By Emma Carder (Freelance Dietitian Liverpool and Glasgow)
Professional training days and health conferences not only raise important issues for NHS departments in terms of staffing resources but they can also have a significant impact on budgets as well. Since leaving the NHS in 2010 to become a full time freelance dietitian I have a much better appreciation of accounting and book balancing! With this in mind I have had to become pretty apt at seeking out free professional development opportunities. My steepest learning curve from the past four years has undoubtedly been in my professional use of social media. I’ve discovered that social networking sites, particularly Twitter and LinkedIn, offer health professionals an incredible variety of free CPD opportunities. Having just read a Nursing Times tweet about the newly published #socialpioneer awards I’m pleased to say my social media enthusiasm is clearly shared by many others too!
Sadly, as we all too often notice, there are also a significant number of unscrupulous voices on social media who also enjoy engaging in health related information. With their clever marketing strategies and way with words it can be extremely difficult for the public to distinguish fact from fiction. With this in mind positive social media engagement by AHPs helps to ensure that we are the trusted & recognised key options leaders. AHP’s can engage on many levels within social media e.g. we can; share examples of outstanding practice, disseminate current research findings, contribute to topical debate and challenge the latest media headlines. Not only does such engagement help us to establish a positive online profile it also serves to enhance our professional development and strengthens public confidence within our profession.

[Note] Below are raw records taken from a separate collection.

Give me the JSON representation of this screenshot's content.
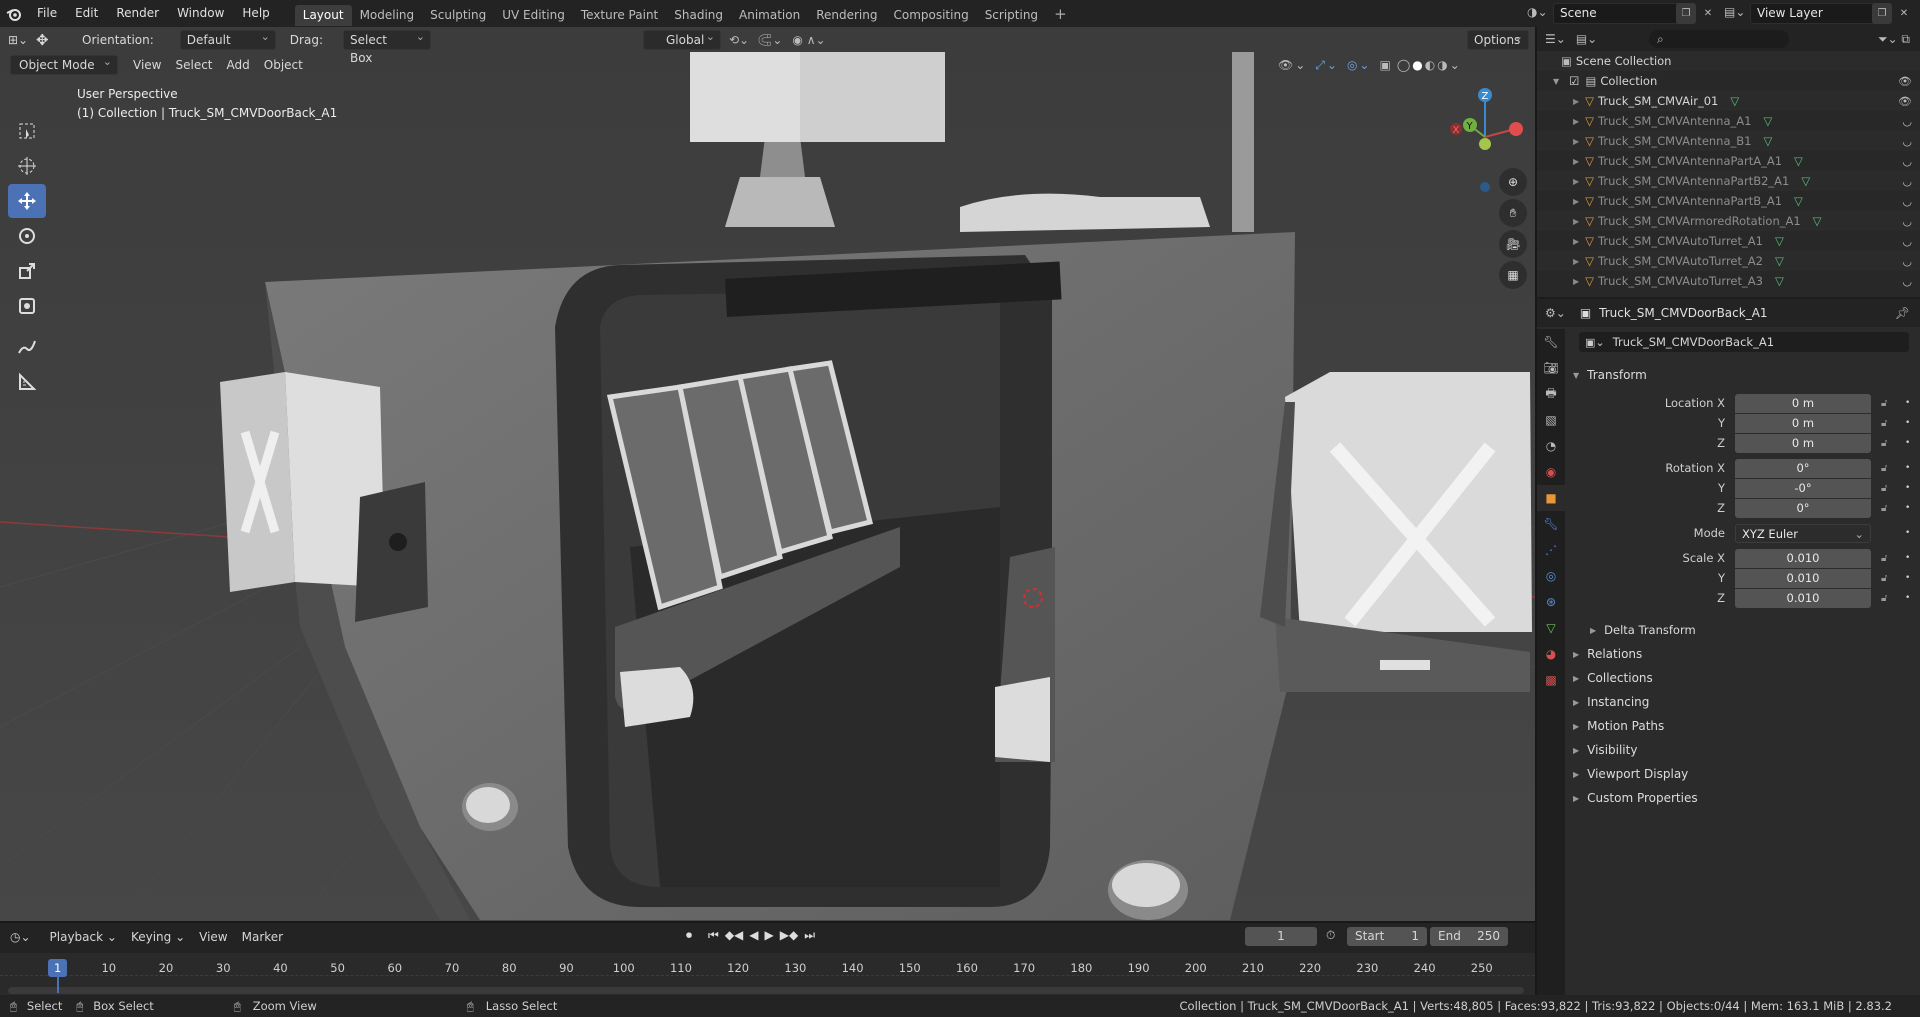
{
  "topbar": {
    "menus": [
      "File",
      "Edit",
      "Render",
      "Window",
      "Help"
    ],
    "workspaces": [
      "Layout",
      "Modeling",
      "Sculpting",
      "UV Editing",
      "Texture Paint",
      "Shading",
      "Animation",
      "Rendering",
      "Compositing",
      "Scripting"
    ],
    "active_workspace": "Layout",
    "scene": "Scene",
    "view_layer": "View Layer"
  },
  "viewport_header": {
    "orientation_label": "Orientation:",
    "orientation_value": "Default",
    "drag_label": "Drag:",
    "drag_value": "Select Box",
    "transform_orientation": "Global",
    "options": "Options"
  },
  "viewport_header2": {
    "mode": "Object Mode",
    "menus": [
      "View",
      "Select",
      "Add",
      "Object"
    ]
  },
  "viewport": {
    "perspective": "User Perspective",
    "collection_info": "(1) Collection | Truck_SM_CMVDoorBack_A1",
    "axes": {
      "x": "X",
      "y": "Y",
      "z": "Z"
    }
  },
  "outliner": {
    "search_placeholder": "",
    "scene_collection": "Scene Collection",
    "collection": "Collection",
    "items": [
      {
        "name": "Truck_SM_CMVAir_01",
        "dim": false
      },
      {
        "name": "Truck_SM_CMVAntenna_A1",
        "dim": true
      },
      {
        "name": "Truck_SM_CMVAntenna_B1",
        "dim": true
      },
      {
        "name": "Truck_SM_CMVAntennaPartA_A1",
        "dim": true
      },
      {
        "name": "Truck_SM_CMVAntennaPartB2_A1",
        "dim": true
      },
      {
        "name": "Truck_SM_CMVAntennaPartB_A1",
        "dim": true
      },
      {
        "name": "Truck_SM_CMVArmoredRotation_A1",
        "dim": true
      },
      {
        "name": "Truck_SM_CMVAutoTurret_A1",
        "dim": true
      },
      {
        "name": "Truck_SM_CMVAutoTurret_A2",
        "dim": true
      },
      {
        "name": "Truck_SM_CMVAutoTurret_A3",
        "dim": true
      }
    ]
  },
  "properties": {
    "object_name": "Truck_SM_CMVDoorBack_A1",
    "object_field": "Truck_SM_CMVDoorBack_A1",
    "transform_label": "Transform",
    "location": {
      "label_x": "Location X",
      "x": "0 m",
      "y": "0 m",
      "z": "0 m"
    },
    "rotation": {
      "label_x": "Rotation X",
      "x": "0°",
      "y": "-0°",
      "z": "0°"
    },
    "mode_label": "Mode",
    "mode_value": "XYZ Euler",
    "scale": {
      "label_x": "Scale X",
      "x": "0.010",
      "y": "0.010",
      "z": "0.010"
    },
    "axis_y": "Y",
    "axis_z": "Z",
    "delta_transform": "Delta Transform",
    "panels": [
      "Relations",
      "Collections",
      "Instancing",
      "Motion Paths",
      "Visibility",
      "Viewport Display",
      "Custom Properties"
    ]
  },
  "timeline": {
    "menus": [
      "Playback",
      "Keying",
      "View",
      "Marker"
    ],
    "current_frame": "1",
    "start_label": "Start",
    "start": "1",
    "end_label": "End",
    "end": "250",
    "ruler": [
      "1",
      "10",
      "20",
      "30",
      "40",
      "50",
      "60",
      "70",
      "80",
      "90",
      "100",
      "110",
      "120",
      "130",
      "140",
      "150",
      "160",
      "170",
      "180",
      "190",
      "200",
      "210",
      "220",
      "230",
      "240",
      "250"
    ]
  },
  "statusbar": {
    "select": "Select",
    "box_select": "Box Select",
    "zoom_view": "Zoom View",
    "lasso_select": "Lasso Select",
    "stats": "Collection | Truck_SM_CMVDoorBack_A1 | Verts:48,805 | Faces:93,822 | Tris:93,822 | Objects:0/44 | Mem: 163.1 MiB | 2.83.2"
  }
}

It’s great to be given this opportunity to share my opinion on how social media can not only be used as a networking tool but also as a significant platform for promoting the work and worth of Allied Health Professionals. My top three tips for social media engagement are; Twitter chats, virtual health conferences and LinkedIn membership.
There are a multitude of high quality Twitter health conversations and debates going on in which you can participate in or simply eaves drop on. Participants can print off the chat from its archive and use alongside a short reflection as evidence towards their ongoing CPD. This link is a great starting place for finding health related chats that interest you: http://bit.ly/twittertweetchats Simply enter your area of interest and time zone. I’ve just had a little look at what UK chats are running tonight and tomorrow and as you can see, in two days alone, there is a huge diversity of health related information all ready and waiting to be tapped into!
One of the chats highlighted in the table is RDUK.
RDUK stands for Registered Dietitians UK and it’s a monthly moderated Twitter chat that covers a wide variety of nutrition topics. RDUK was established in 2011 by three dietitians; Sasha Watkins RD, Azmina Govindji RD and myself. The overall aim of the chats is to provide a credible and accessible platform for sharing evidence based nutritional information. To date we have organised & led over 25 UK nutrition related chats. Over the past three years the chats have grown from strength to strength and now average ~60 participants including; dietitians, registered nutritionists; allied healthcare professionals, medical& nursing staff, health journalists, food bloggers, health charities and the general public. The February 2014 chat on ‘Sugar’ reached over 1.6 million people and involved 85 participants including Diabetes UK. Chats are supported by the British Dietetic Association and during Dietitian’s Week (9th-13th June) RDUK will be hosting 3 special twitter chats; Meat Free Monday, The Big Fat Debate and Nutrition Truths. RDUK has recently been short listed for a 2014 Clinical Nutrition (CN) Award in the ‘Nutritional Resource of the Year’ category. To find out more on how to participate in any future chats or to view the archived chats simply click the link http://bit.ly/rdukchat
Virtual Health Conferences
Social media now offers the possibility of listening in and even participating in key national and global health conferences. Over the past two weeks alone I have listened in to two major health conferences; Primary Care 2014 in Birmingham and The European Congress on Obesity in Bulgaria. Using #PrimaryCare14 I was able to catch up on the presentations of three fellow dietitians, Dr David Johns, Azmina Govindji and Zoe Connor, who were presenting their work within their respective specialities; teenage obesity, the glycaemic index and autism. Using #ECO2014 I was able to read tweets & interact with eminent speakers in the world of obesity research. This week there are a couple of NHS Conferences taking place and I’ll be keeping a close eye on them via #Confed2014 and #NHSScot14. If you are keen to follow a health conference then the following link is a great place to find out what’s coming up in the future. http://bit.ly/twitterconferences
LinkedIn is equivalent to a business version of Facebook. Despite being more formal than both Facebook and Twitter it still offers plenty of learning & networking opportunities. An easy way to maximise your CPD on LinkedIn is to search for public and private member groups that relate to your particular qualifications. At the moment I’m a member of 5 different private member groups which range from the British Dietetic Association to the Kings College Low Fodmap Dietitians Group. Being a group member allows you to interact with fellow colleagues by ‘liking’, ‘commenting’ or simply following their discussions. You can also keep right in the loop with group goings on by adjusting the group settings to ensure you are sent a weekly summary of key discussions.
I hope this post gives you a flavour of some of the exciting opportunities that are out there for AHP’s and I look forward to engaging with you soon!